Longevity is behaving more and more like a market
Investors' conference in Gstaad highlights speed, scope of development
(Photo credit: Austin Distel on Unsplash)
I’ve posted here many times about the billions of dollars flowing in to the topic of longevity, from cell-level research designed to unlock the possibility of slowing or reversing aging, to new drug therapies to mitigate age-driven conditions or diseases, to high tech (and often AI-driven) applications for monitoring, diagnosis and even disease prediction.
There’s even a longevity stock index (I blogged about it here) to track all the start-ups, their activities and their market caps.
Now I’ve learned about a Longevity Investor’s Conference, held at the end of September in Gstaad, Switzerland, and featuring a who’s who of millionaire/billionaire investors on the one hand, and longevity company creators on the other.
The conference agenda gives you a good panorama of all the action.
Many of the presentations dealt with the investing side: industry overviews, startup overviews, investment do’s and don’ts, plus actual pitches from start-ups.
The rest of the program dealt with actual new discoveries and other developments, like rejuvenation biotechnology (“an idea whose time has come”), gene therapies for aging reversal, supplements for healthy aging, restoring biological age, organ and body transplants and mind uploading/ Plus a few wilder topics: crypto meets longevity, “one transformative week to live longer,” and “sexponential medicine.”

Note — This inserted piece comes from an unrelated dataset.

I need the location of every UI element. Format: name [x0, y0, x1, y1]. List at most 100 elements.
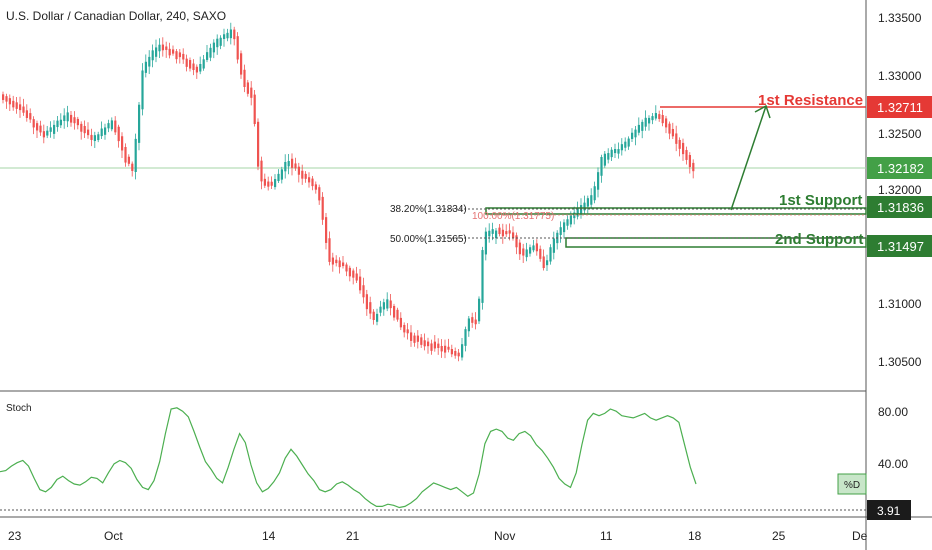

One company’s story in particular seems to embody the whole idea: Maximon, based in Gstaad and host company for the conference. You can read more about them here.
They’ve already built an interesting portfolio of start-ups, including longevity supplements, health analytics, skin aging therapies and longevity clinics. Harvard-trained Dr. Elizabeth Roider is Chief Scientific and Medical Officer.

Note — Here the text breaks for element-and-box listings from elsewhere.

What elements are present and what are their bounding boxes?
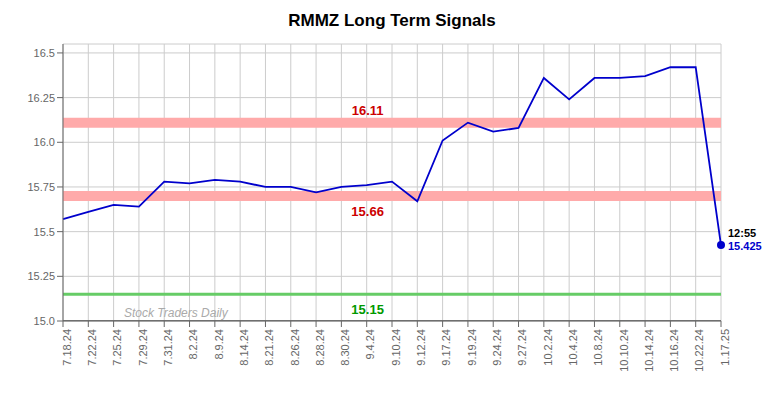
- svg-text:8.28.24: 8.28.24: [314, 329, 326, 366]
- svg-text:9.10.24: 9.10.24: [390, 329, 402, 366]
- svg-text:15.425: 15.425: [728, 240, 762, 252]
- svg-text:15.15: 15.15: [351, 302, 384, 317]
- svg-text:15.66: 15.66: [351, 204, 384, 219]
- svg-text:15.25: 15.25: [27, 270, 55, 282]
- svg-text:8.30.24: 8.30.24: [339, 329, 351, 366]
- svg-text:16.5: 16.5: [34, 47, 55, 59]
- svg-text:8.14.24: 8.14.24: [238, 329, 250, 366]
- svg-text:16.0: 16.0: [34, 136, 55, 148]
- svg-text:1.17.25: 1.17.25: [719, 329, 731, 366]
- svg-text:7.18.24: 7.18.24: [61, 329, 73, 366]
- svg-text:15.75: 15.75: [27, 181, 55, 193]
- svg-text:8.26.24: 8.26.24: [289, 329, 301, 366]
- svg-text:10.2.24: 10.2.24: [542, 329, 554, 366]
- svg-text:Stock Traders Daily: Stock Traders Daily: [124, 306, 229, 320]
- svg-text:9.12.24: 9.12.24: [415, 329, 427, 366]
- svg-text:10.4.24: 10.4.24: [567, 329, 579, 366]
- html-text:RMMZ Long Term Signals: RMMZ Long Term Signals: [288, 11, 496, 30]
- svg-text:9.19.24: 9.19.24: [466, 329, 478, 366]
- svg-text:8.2.24: 8.2.24: [187, 329, 199, 360]
- svg-text:10.14.24: 10.14.24: [643, 329, 655, 372]
- svg-text:9.4.24: 9.4.24: [365, 329, 377, 360]
- svg-text:8.21.24: 8.21.24: [263, 329, 275, 366]
- svg-text:9.24.24: 9.24.24: [491, 329, 503, 366]
- svg-text:10.8.24: 10.8.24: [592, 329, 604, 366]
- svg-text:10.10.24: 10.10.24: [618, 329, 630, 372]
- svg-text:10.16.24: 10.16.24: [668, 329, 680, 372]
- svg-text:9.17.24: 9.17.24: [440, 329, 452, 366]
- svg-text:16.25: 16.25: [27, 92, 55, 104]
- svg-text:10.22.24: 10.22.24: [694, 329, 706, 372]
- svg-text:15.5: 15.5: [34, 226, 55, 238]
- svg-text:7.31.24: 7.31.24: [162, 329, 174, 366]
- svg-text:15.0: 15.0: [34, 315, 55, 327]
- svg-text:9.27.24: 9.27.24: [516, 329, 528, 366]
- svg-text:7.29.24: 7.29.24: [137, 329, 149, 366]
- svg-text:16.11: 16.11: [352, 103, 384, 118]
- svg-text:8.9.24: 8.9.24: [213, 329, 225, 360]
- svg-text:12:55: 12:55: [728, 227, 756, 239]
- svg-text:7.22.24: 7.22.24: [86, 329, 98, 366]
- svg-text:7.25.24: 7.25.24: [111, 329, 123, 366]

“Working in a life sciences innovation hub like Boston showed me that it was possible for scientists and medical doctors to actually work on bringing products and solutions to market,” she says in the article. “This isn’t something that is clear to many academics, but it inspired me to get involved in the business side of science and ultimately led to my new role at Maximon.”

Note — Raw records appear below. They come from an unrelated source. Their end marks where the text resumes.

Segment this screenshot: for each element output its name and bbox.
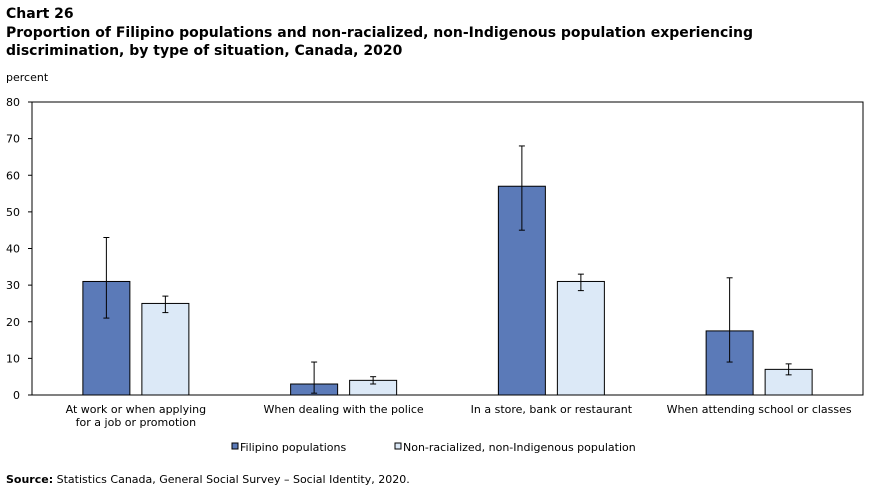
legend-label: Non-racialized, non-Indigenous populatio… <box>403 441 636 454</box>
bar-non-racialized <box>556 280 605 396</box>
category-label-line: for a job or promotion <box>76 416 196 429</box>
y-tick-label: 20 <box>6 316 20 329</box>
y-tick-label: 30 <box>6 279 20 292</box>
y-tick-label: 60 <box>6 169 20 182</box>
source-label: Source: <box>6 473 54 486</box>
y-tick-label: 70 <box>6 133 20 146</box>
category-label-line: In a store, bank or restaurant <box>471 403 633 416</box>
y-tick-label: 0 <box>13 389 20 402</box>
y-tick-label: 40 <box>6 243 20 256</box>
y-axis-unit-label: percent <box>6 71 49 84</box>
bar-chart: 0 10 20 30 40 50 60 70 80 At work or when applyin… <box>6 96 864 454</box>
category-label-line: At work or when applying <box>66 403 207 416</box>
legend-swatch-non-racialized <box>394 442 402 450</box>
category-label: At work or when applying for a job or pro… <box>66 403 207 429</box>
y-tick-label: 10 <box>6 352 20 365</box>
source-note: Source: Statistics Canada, General Socia… <box>6 473 410 486</box>
category-label: When attending school or classes <box>667 403 852 416</box>
chart-title: Proportion of Filipino populations and n… <box>6 25 754 59</box>
legend-swatch-filipino <box>231 442 239 450</box>
y-tick-label: 80 <box>6 96 20 109</box>
category-label: In a store, bank or restaurant <box>471 403 633 416</box>
category-label-line: When attending school or classes <box>667 403 852 416</box>
y-tick-label: 50 <box>6 206 20 219</box>
chart-number: Chart 26 <box>6 6 74 22</box>
source-text: Statistics Canada, General Social Survey… <box>56 473 410 486</box>
bar-non-racialized <box>141 302 190 396</box>
category-label-line: When dealing with the police <box>264 403 424 416</box>
legend-label: Filipino populations <box>240 441 346 454</box>
category-label: When dealing with the police <box>264 403 424 416</box>
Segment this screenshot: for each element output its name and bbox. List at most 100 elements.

While the company has a broad focus as to subject matter or area of research, there’s a definite emphasis on speed to market: “There are many hot fields out there, so it’s more a question of which of these many exciting areas do you pick and what funds do you have available to really go for it. From our perspective, we’re initially looking for opportunities that can be converted into a product within about two to three years.”
What are those opportunities?
“Some things about longevity are pretty clear, the importance of sleep and food, for example, so we’re building a nutrition supplement company,” Roider says. “On the diagnostic side, one of our companies is collecting holistic biodata and combining that with artificial intelligence and machine learning processes to develop new algorithms to provide health and longevity insights to consumers.
“We are also looking at the societal side of longevity, which I think is often overlooked, and exploring things like the mental health benefits of co-living and co-housing. And then of course, we’re also exploring medical innovations like rejuvenating products, currently mainly in the field of skin aging.”
The company is also involved in developing what could be rolled out as a chain of longevity clinics (the first is scheduled for Zurich next year). “The clinics will be offering everything from diagnostics to cutting edge therapies to behavioral change coaching – how to modify your life to ensure you’re going in the right direction.”
I find it encouraging that there’s so much action in areas that seem achievable in the short- to medium-term, and that not everything is necessarily going to take another 2- or 30 years. I particularly love the longevity clinic, and hope there will be one that I can access soon!